The keys on S3 are immutable so if you want to remove data you need to select the data you want and either write a new key or remove the old one. This can be done with something like Athena or S3 Select reasonably easily - though you’ll need to be mindful of cost depending on how you are storing these enriched files (e.g., many small files or larger gzipped files).

Deleting from raw is significantly more difficult and again depends on the format you are storing the data in. If it’s the serialised format (Thrift / ElephantBird) then what you ideally want to remove is bytes rather than rows (as there’s no concept or rows at this stage). If it’s gzipped this is still doable (though difficult) but if it’s LZO then S3 select / Athena aren’t going to be of much assistance here.

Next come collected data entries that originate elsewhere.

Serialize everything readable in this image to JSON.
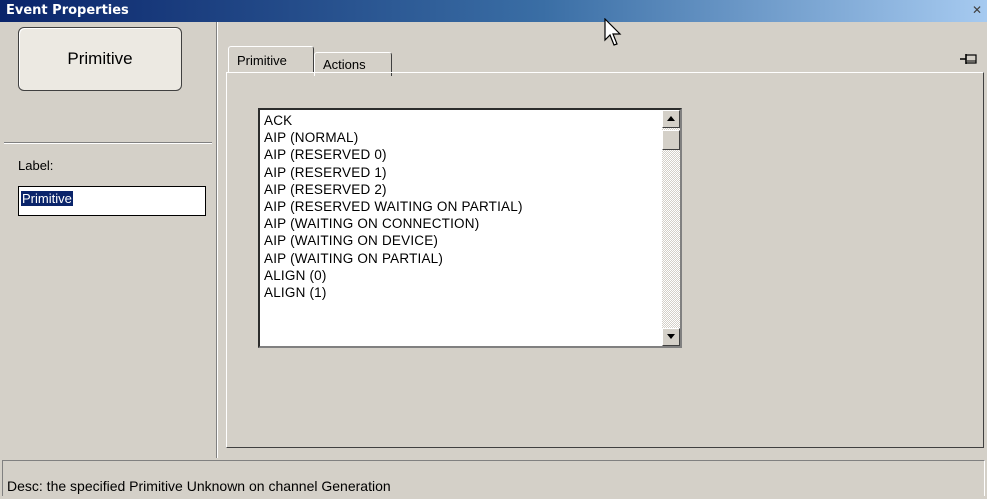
{
  "window": {
    "title": "Event Properties",
    "close_glyph": "✕"
  },
  "left_panel": {
    "primitive_button_label": "Primitive",
    "label_caption": "Label:",
    "label_value": "Primitive"
  },
  "tabs": [
    {
      "label": "Primitive",
      "active": true
    },
    {
      "label": "Actions",
      "active": false
    }
  ],
  "pin_icon": "pin-icon",
  "listbox": {
    "items": [
      "ACK",
      "AIP (NORMAL)",
      "AIP (RESERVED 0)",
      "AIP (RESERVED 1)",
      "AIP (RESERVED 2)",
      "AIP (RESERVED WAITING ON PARTIAL)",
      "AIP (WAITING ON CONNECTION)",
      "AIP (WAITING ON DEVICE)",
      "AIP (WAITING ON PARTIAL)",
      "ALIGN (0)",
      "ALIGN (1)"
    ]
  },
  "status": {
    "text": "Desc: the specified Primitive Unknown on channel Generation"
  },
  "colors": {
    "titlebar_start": "#0a246a",
    "titlebar_end": "#a6caf0",
    "face": "#d4d0c8",
    "selection": "#0a246a"
  }
}
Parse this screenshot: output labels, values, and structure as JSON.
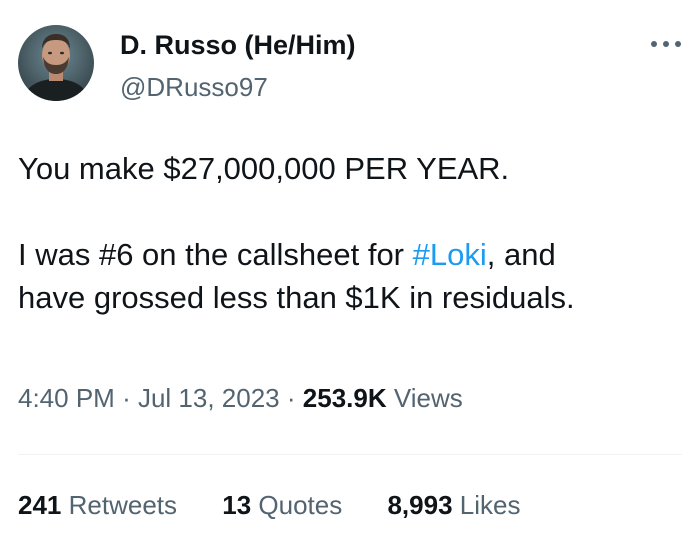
{
  "author": {
    "display_name": "D. Russo (He/Him)",
    "handle": "@DRusso97"
  },
  "more_icon": "more-horizontal-icon",
  "tweet": {
    "line1": "You make $27,000,000 PER YEAR.",
    "line2_before": "I was #6 on the callsheet for ",
    "hashtag": "#Loki",
    "line2_after": ", and",
    "line3": "have grossed less than $1K in residuals."
  },
  "meta": {
    "time": "4:40 PM",
    "separator": "·",
    "date": "Jul 13, 2023",
    "views_count": "253.9K",
    "views_label": "Views"
  },
  "stats": {
    "retweets_count": "241",
    "retweets_label": "Retweets",
    "quotes_count": "13",
    "quotes_label": "Quotes",
    "likes_count": "8,993",
    "likes_label": "Likes"
  },
  "colors": {
    "text": "#0f1419",
    "secondary": "#536471",
    "link": "#1d9bf0",
    "divider": "#eff3f4"
  }
}
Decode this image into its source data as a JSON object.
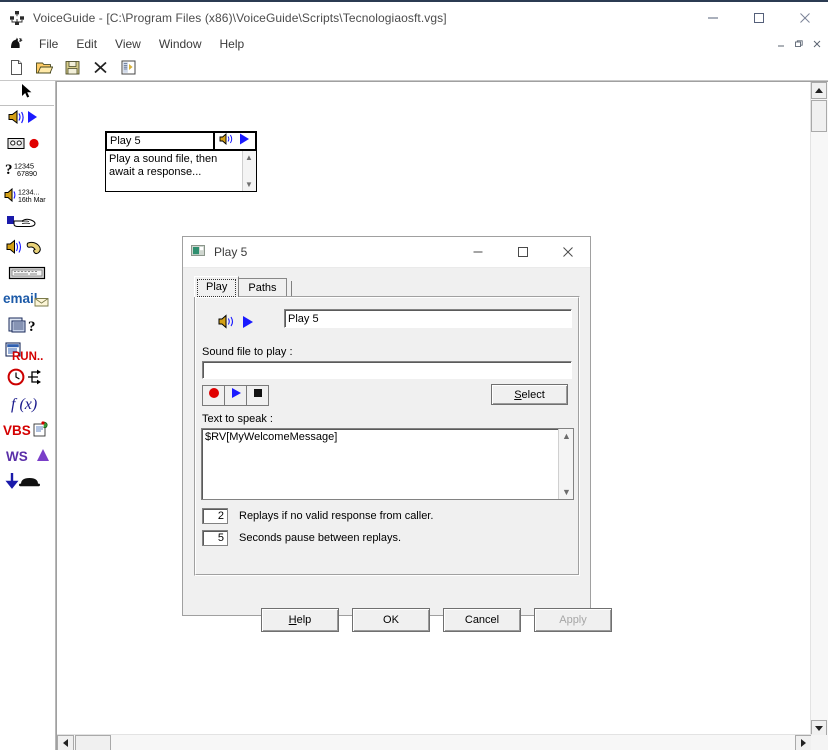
{
  "window": {
    "icon": "voiceguide-app-icon",
    "title": "VoiceGuide - [C:\\Program Files (x86)\\VoiceGuide\\Scripts\\Tecnologiaosft.vgs]",
    "controls": [
      {
        "name": "minimize",
        "glyph": "—"
      },
      {
        "name": "maximize",
        "glyph": "☐"
      },
      {
        "name": "close",
        "glyph": "✕"
      }
    ]
  },
  "menubar": {
    "icon": "voiceguide-document-icon",
    "items": [
      {
        "label": "File"
      },
      {
        "label": "Edit"
      },
      {
        "label": "View"
      },
      {
        "label": "Window"
      },
      {
        "label": "Help"
      }
    ],
    "mdi_controls": [
      {
        "name": "mdi-minimize",
        "glyph": "–"
      },
      {
        "name": "mdi-restore",
        "glyph": "❐"
      },
      {
        "name": "mdi-close",
        "glyph": "✕"
      }
    ]
  },
  "toolbar": {
    "buttons": [
      {
        "name": "new-file-button",
        "icon": "new-document-icon"
      },
      {
        "name": "open-file-button",
        "icon": "open-folder-icon"
      },
      {
        "name": "save-file-button",
        "icon": "floppy-disk-save-icon"
      },
      {
        "name": "delete-button",
        "icon": "black-x-delete-icon"
      },
      {
        "name": "script-properties-button",
        "icon": "script-properties-icon"
      }
    ]
  },
  "palette": {
    "items": [
      {
        "name": "pointer-tool",
        "icon": "arrow-pointer-icon",
        "label": "Pointer"
      },
      {
        "name": "play-module",
        "icon": "speaker-play-icon",
        "label": "Play"
      },
      {
        "name": "record-module",
        "icon": "cassette-record-icon",
        "label": "Record"
      },
      {
        "name": "get-number-module",
        "icon": "question-digits-icon",
        "label": "Get Number"
      },
      {
        "name": "say-datetime-module",
        "icon": "speaker-date-icon",
        "label": "Say Date/Time"
      },
      {
        "name": "goto-module",
        "icon": "hand-pointing-icon",
        "label": "Goto"
      },
      {
        "name": "transfer-module",
        "icon": "speaker-handset-icon",
        "label": "Transfer"
      },
      {
        "name": "keyboard-module",
        "icon": "keyboard-icon",
        "label": "Keyboard"
      },
      {
        "name": "email-module",
        "icon": "email-icon",
        "label": "Email"
      },
      {
        "name": "database-query-module",
        "icon": "database-question-icon",
        "label": "Database Query"
      },
      {
        "name": "run-module",
        "icon": "run-program-icon",
        "label": "Run"
      },
      {
        "name": "schedule-module",
        "icon": "clock-branch-icon",
        "label": "Schedule"
      },
      {
        "name": "function-module",
        "icon": "function-fx-icon",
        "label": "f(x)"
      },
      {
        "name": "vbscript-module",
        "icon": "vbs-script-icon",
        "label": "VBS"
      },
      {
        "name": "webservice-module",
        "icon": "ws-triangle-icon",
        "label": "WS"
      },
      {
        "name": "hangup-module",
        "icon": "down-arrow-telephone-icon",
        "label": "Hangup"
      }
    ]
  },
  "canvas": {
    "node": {
      "title": "Play 5",
      "description": "Play a sound file, then await a response...",
      "icons": [
        "speaker-icon",
        "blue-play-triangle-icon"
      ]
    },
    "vscroll": {
      "up": "▲",
      "down": "▼"
    },
    "hscroll": {
      "left": "◀",
      "right": "▶"
    }
  },
  "dialog": {
    "icon": "module-properties-icon",
    "title": "Play 5",
    "controls": [
      {
        "name": "dialog-minimize",
        "glyph": "—"
      },
      {
        "name": "dialog-maximize",
        "glyph": "☐"
      },
      {
        "name": "dialog-close",
        "glyph": "✕"
      }
    ],
    "tabs": [
      {
        "label": "Play",
        "active": true
      },
      {
        "label": "Paths",
        "active": false
      }
    ],
    "module_icons": [
      "speaker-icon",
      "blue-play-triangle-icon"
    ],
    "module_name_value": "Play 5",
    "sound_file_label": "Sound file to play :",
    "sound_file_value": "",
    "transport": [
      {
        "name": "record-button",
        "icon": "red-record-circle-icon"
      },
      {
        "name": "play-button",
        "icon": "blue-play-triangle-icon"
      },
      {
        "name": "stop-button",
        "icon": "black-stop-square-icon"
      }
    ],
    "select_button": {
      "label": "Select",
      "accel": "S"
    },
    "text_to_speak_label": "Text to speak :",
    "text_to_speak_value": "$RV[MyWelcomeMessage]",
    "replays": {
      "count_value": "2",
      "count_label": "Replays if no valid response from caller.",
      "pause_value": "5",
      "pause_label": "Seconds pause between replays."
    },
    "buttons": [
      {
        "name": "help-button",
        "label": "Help",
        "accel": "H",
        "disabled": false
      },
      {
        "name": "ok-button",
        "label": "OK",
        "accel": "",
        "disabled": false
      },
      {
        "name": "cancel-button",
        "label": "Cancel",
        "accel": "",
        "disabled": false
      },
      {
        "name": "apply-button",
        "label": "Apply",
        "accel": "",
        "disabled": true
      }
    ]
  },
  "colors": {
    "accent_blue": "#0000cc",
    "record_red": "#e00000",
    "speaker_gold": "#d4a017",
    "dialog_face": "#f0f0f0",
    "title_text": "#4c4c4c"
  }
}
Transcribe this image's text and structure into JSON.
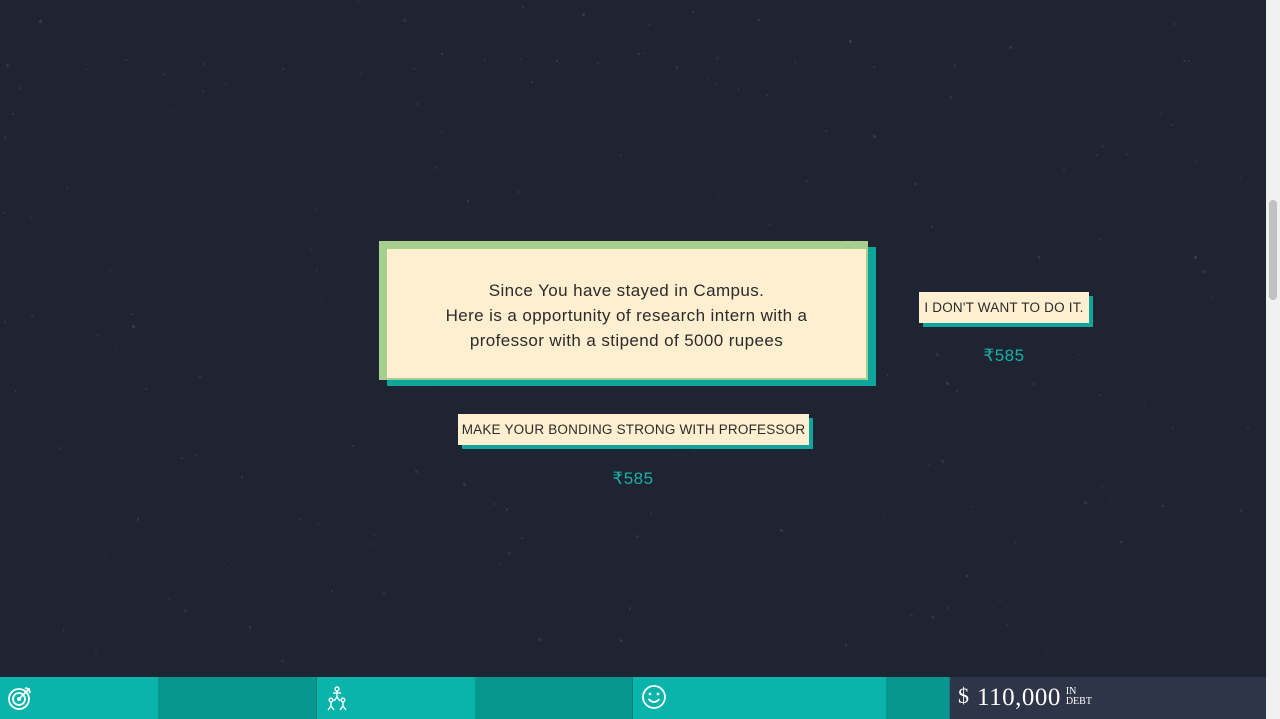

Another - expensive, but useful governance process that I’ve done before but is a bit of a pain is to maintain a manifest for each of your raw files - this involves a little bit of processing but allows you to generate a manifest between:

personal data (userid, IP address etc) to an S3 key to a byte offset (assuming deserialised / decompressed, if LZO this will be a block offset) which makes the removal process easier.

Then it’s worth considering what you want to do / have to do with that data e.g., is it removing the row entirely, is it removing a certain field or redacting a value and leaving the rest intact or it it anonymising / pseudononymising the data?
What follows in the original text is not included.